3. Real Estate Appreciation
Many PE-owned complexes are on valuable parcels of land. The underlying real estate provides a safety net or an avenue for long-term gains through redevelopment, sale-leasebacks, or refinancing.
Recent Returns: What the Numbers Show
While returns vary based on the scale, geography, and concept of the complex, average internal rates of return (IRR) in PE-led deals range from:
- 14% to 20% for stabilized properties and proven concepts
- 20% to 30%+ for roll-ups, distressed acquisitions, or new-concept development
For example:
- Topgolf, before merging with Callaway Golf, had shown EBITDA growth of over 25% annually, driven by rapid unit expansion and high per-visit spend.
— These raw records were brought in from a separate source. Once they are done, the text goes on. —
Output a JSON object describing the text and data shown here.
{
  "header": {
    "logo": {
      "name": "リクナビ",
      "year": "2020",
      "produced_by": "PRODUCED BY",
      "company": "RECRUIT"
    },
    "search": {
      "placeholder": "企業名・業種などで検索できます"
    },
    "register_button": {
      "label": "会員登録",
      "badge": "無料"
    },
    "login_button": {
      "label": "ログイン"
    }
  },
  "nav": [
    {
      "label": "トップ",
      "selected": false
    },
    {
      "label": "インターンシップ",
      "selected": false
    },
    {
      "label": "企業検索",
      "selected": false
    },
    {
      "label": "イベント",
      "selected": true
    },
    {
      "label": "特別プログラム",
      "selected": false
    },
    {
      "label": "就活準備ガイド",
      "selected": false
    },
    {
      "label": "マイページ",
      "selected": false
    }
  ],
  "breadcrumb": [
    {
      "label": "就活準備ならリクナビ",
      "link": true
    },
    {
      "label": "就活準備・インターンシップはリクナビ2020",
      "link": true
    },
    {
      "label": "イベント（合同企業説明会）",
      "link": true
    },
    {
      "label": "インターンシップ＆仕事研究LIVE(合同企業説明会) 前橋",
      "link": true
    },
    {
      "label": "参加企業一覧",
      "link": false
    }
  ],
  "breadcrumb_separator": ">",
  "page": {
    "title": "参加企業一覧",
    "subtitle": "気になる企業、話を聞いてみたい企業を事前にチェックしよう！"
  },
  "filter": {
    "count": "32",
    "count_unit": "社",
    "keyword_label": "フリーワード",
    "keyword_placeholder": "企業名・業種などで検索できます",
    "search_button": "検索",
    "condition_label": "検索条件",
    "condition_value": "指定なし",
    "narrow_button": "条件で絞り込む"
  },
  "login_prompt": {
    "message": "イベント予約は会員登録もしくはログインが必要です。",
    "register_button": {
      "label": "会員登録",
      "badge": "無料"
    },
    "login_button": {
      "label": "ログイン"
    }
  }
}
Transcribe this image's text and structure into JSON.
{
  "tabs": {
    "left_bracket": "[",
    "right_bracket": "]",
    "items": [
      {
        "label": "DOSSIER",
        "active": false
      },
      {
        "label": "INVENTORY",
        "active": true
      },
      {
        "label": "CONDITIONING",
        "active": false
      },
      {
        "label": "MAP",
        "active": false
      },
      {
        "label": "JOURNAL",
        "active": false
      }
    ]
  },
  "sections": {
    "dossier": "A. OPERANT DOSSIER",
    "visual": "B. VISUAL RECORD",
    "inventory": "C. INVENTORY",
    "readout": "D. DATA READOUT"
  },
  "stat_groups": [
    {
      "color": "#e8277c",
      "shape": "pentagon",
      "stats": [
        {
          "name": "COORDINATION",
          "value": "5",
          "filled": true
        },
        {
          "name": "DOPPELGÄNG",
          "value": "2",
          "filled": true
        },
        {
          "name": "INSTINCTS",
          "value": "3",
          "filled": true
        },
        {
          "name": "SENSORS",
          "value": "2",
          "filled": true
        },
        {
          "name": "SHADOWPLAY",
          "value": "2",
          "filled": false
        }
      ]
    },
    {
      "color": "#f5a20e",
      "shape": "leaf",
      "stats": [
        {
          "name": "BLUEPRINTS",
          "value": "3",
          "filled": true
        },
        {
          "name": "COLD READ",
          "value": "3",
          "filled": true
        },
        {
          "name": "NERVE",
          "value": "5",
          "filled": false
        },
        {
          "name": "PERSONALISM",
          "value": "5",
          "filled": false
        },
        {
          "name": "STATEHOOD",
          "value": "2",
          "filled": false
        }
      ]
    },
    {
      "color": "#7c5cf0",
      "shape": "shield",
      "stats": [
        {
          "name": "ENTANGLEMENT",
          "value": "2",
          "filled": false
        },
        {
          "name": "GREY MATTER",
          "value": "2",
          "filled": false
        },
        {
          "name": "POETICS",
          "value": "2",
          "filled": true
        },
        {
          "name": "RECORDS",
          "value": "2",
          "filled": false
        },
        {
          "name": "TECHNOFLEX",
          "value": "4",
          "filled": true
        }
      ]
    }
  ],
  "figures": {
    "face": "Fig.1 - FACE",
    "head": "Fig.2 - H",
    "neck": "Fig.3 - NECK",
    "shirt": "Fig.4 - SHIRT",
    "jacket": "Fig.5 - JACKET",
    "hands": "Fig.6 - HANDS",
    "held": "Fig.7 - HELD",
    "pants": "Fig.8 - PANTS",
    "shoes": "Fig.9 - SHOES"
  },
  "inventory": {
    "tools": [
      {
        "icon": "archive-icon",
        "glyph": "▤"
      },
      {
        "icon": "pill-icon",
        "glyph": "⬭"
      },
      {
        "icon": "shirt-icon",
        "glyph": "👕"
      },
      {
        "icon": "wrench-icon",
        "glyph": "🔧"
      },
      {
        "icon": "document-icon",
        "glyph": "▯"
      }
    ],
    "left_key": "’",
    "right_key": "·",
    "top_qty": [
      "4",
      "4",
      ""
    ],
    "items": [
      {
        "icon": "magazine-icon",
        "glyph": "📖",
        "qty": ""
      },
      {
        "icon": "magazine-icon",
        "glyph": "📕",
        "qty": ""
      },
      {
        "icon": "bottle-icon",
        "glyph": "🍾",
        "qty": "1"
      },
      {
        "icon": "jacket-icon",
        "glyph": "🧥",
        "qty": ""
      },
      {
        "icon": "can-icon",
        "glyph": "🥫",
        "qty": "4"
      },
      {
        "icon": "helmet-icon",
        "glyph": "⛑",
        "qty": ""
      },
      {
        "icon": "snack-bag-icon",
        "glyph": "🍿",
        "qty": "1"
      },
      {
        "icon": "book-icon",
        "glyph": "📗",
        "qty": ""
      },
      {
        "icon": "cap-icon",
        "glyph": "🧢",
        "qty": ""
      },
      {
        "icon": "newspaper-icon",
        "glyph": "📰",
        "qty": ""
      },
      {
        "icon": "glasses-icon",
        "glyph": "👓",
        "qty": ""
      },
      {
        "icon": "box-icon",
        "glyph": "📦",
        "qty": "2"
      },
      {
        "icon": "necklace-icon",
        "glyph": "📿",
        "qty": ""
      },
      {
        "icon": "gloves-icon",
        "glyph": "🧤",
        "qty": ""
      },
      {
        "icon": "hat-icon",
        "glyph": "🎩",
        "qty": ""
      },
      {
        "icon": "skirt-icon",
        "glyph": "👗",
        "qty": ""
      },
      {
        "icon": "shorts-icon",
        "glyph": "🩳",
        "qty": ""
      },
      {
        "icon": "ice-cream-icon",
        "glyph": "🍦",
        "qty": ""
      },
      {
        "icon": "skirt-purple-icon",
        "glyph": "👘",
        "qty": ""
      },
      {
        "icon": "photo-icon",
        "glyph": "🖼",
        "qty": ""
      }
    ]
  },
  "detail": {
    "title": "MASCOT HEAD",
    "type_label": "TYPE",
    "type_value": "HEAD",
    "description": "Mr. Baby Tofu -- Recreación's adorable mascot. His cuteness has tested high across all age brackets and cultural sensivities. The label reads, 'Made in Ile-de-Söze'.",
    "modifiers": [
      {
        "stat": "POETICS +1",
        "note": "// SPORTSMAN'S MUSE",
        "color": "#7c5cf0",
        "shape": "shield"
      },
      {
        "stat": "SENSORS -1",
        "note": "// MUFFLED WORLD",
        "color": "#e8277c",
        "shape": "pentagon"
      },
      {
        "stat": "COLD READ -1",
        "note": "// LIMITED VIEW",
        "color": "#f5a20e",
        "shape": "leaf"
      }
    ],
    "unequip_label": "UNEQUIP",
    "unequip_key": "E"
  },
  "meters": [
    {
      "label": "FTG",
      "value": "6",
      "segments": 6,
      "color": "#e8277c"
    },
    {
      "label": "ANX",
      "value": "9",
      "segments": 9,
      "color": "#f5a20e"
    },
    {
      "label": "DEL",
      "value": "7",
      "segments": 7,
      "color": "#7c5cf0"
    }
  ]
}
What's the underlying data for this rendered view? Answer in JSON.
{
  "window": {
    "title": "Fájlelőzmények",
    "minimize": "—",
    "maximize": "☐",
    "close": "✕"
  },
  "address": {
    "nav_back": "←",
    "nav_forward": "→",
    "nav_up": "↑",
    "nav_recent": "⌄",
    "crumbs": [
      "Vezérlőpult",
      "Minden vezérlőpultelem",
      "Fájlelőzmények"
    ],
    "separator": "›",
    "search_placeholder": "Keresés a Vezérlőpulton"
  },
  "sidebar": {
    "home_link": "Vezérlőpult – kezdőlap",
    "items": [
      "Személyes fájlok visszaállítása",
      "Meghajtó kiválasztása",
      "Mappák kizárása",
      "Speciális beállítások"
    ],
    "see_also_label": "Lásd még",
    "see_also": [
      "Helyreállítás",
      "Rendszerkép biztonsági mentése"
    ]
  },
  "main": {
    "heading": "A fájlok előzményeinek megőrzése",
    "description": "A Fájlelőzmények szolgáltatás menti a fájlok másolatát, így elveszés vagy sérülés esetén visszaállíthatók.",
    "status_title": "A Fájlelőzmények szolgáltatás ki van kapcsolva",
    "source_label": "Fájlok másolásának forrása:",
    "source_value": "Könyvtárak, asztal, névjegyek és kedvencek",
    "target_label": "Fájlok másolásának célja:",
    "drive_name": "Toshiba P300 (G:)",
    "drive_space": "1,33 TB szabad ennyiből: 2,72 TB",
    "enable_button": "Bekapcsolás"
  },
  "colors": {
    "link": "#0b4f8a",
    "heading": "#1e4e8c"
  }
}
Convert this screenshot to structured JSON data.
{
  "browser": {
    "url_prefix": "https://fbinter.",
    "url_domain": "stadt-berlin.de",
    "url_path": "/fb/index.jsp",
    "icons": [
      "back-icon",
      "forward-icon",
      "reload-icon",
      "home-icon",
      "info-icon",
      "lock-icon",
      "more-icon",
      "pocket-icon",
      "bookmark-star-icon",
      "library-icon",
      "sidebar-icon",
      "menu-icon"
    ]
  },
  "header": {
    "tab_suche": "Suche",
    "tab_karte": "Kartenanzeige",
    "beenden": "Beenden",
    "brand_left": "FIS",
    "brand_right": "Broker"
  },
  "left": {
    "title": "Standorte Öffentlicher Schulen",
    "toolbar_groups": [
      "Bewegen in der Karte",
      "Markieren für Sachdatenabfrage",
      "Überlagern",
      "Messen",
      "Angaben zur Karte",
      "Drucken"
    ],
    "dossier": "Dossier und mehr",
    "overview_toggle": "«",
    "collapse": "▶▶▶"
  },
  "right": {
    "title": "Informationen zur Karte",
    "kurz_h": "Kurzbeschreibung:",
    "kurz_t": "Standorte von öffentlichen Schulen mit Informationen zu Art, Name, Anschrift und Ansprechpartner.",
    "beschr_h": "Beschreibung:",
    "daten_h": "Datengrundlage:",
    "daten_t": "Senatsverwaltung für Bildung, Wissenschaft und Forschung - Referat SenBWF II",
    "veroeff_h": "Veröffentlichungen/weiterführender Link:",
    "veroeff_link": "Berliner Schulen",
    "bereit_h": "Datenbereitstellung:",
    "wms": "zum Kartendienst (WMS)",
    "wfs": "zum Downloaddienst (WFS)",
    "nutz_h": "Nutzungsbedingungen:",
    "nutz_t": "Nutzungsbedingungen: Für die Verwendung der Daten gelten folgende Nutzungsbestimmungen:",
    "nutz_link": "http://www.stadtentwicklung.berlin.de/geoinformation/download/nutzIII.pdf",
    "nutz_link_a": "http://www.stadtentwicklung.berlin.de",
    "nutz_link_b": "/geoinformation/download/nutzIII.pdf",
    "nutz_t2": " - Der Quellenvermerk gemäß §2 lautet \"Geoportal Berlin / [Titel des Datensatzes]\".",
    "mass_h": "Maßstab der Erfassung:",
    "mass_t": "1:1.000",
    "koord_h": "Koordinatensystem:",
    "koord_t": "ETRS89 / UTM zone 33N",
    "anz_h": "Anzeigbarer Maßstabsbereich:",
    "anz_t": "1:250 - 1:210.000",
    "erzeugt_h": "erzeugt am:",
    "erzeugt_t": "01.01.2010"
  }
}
- PE-backed investments in regional FEC chains saw 2x to 4x multiples on invested capital (MOIC) within 5–7 years, especially when real estate was part of the acquisition.
Risk Factors
Returns don’t come without risk. Key concerns for investors include:
1. High CapEx Requirements
Entertainment complexes require significant upfront capital to build or renovate, and ongoing reinvestment to stay relevant and competitive.
2. Economic Sensitivity
Discretionary entertainment spending is among the first to be cut during recessions. While post-COVID demand surged, that enthusiasm could cool in the face of inflation or economic slowdown.
3. Operational Complexity
Running an entertainment complex is not like managing a traditional store. It demands expertise in food service, hospitality, events, and technology, and small operational missteps can quickly erode margins.
4. Changing Consumer Tastes
Trends in entertainment evolve fast. A once-hot concept (like escape rooms or VR lounges) can quickly become passé if not refreshed or rebranded.
The Outlook: Consolidation & Innovation
As the market matures, private equity is expected to focus on:
- Consolidation: Rolling up smaller regional operators to achieve economies of scale.
- Tech Integration: Using AI, mobile apps, and VR/AR to personalize experiences and boost spend per visit.
- Multi-use Synergies: Blending entertainment with co-working, retail, and residential elements to maximize asset utilization.
In short, PE is betting that entertainment complexes can become the anchor tenants of the experience economy—drawing in foot traffic, generating cross-platform revenue, and creating long-term value.
Conclusion
Private equity returns on entertainment complexes are promising but nuanced. The right investments—backed by strong management, brand loyalty, innovative experiences, and savvy real estate strategies—can yield outstanding returns. However, the space remains operationally intensive and sensitive to consumer behavior shifts.
As the economy continues to evolve, so too will the playbook for success in this dynamic and exciting sector.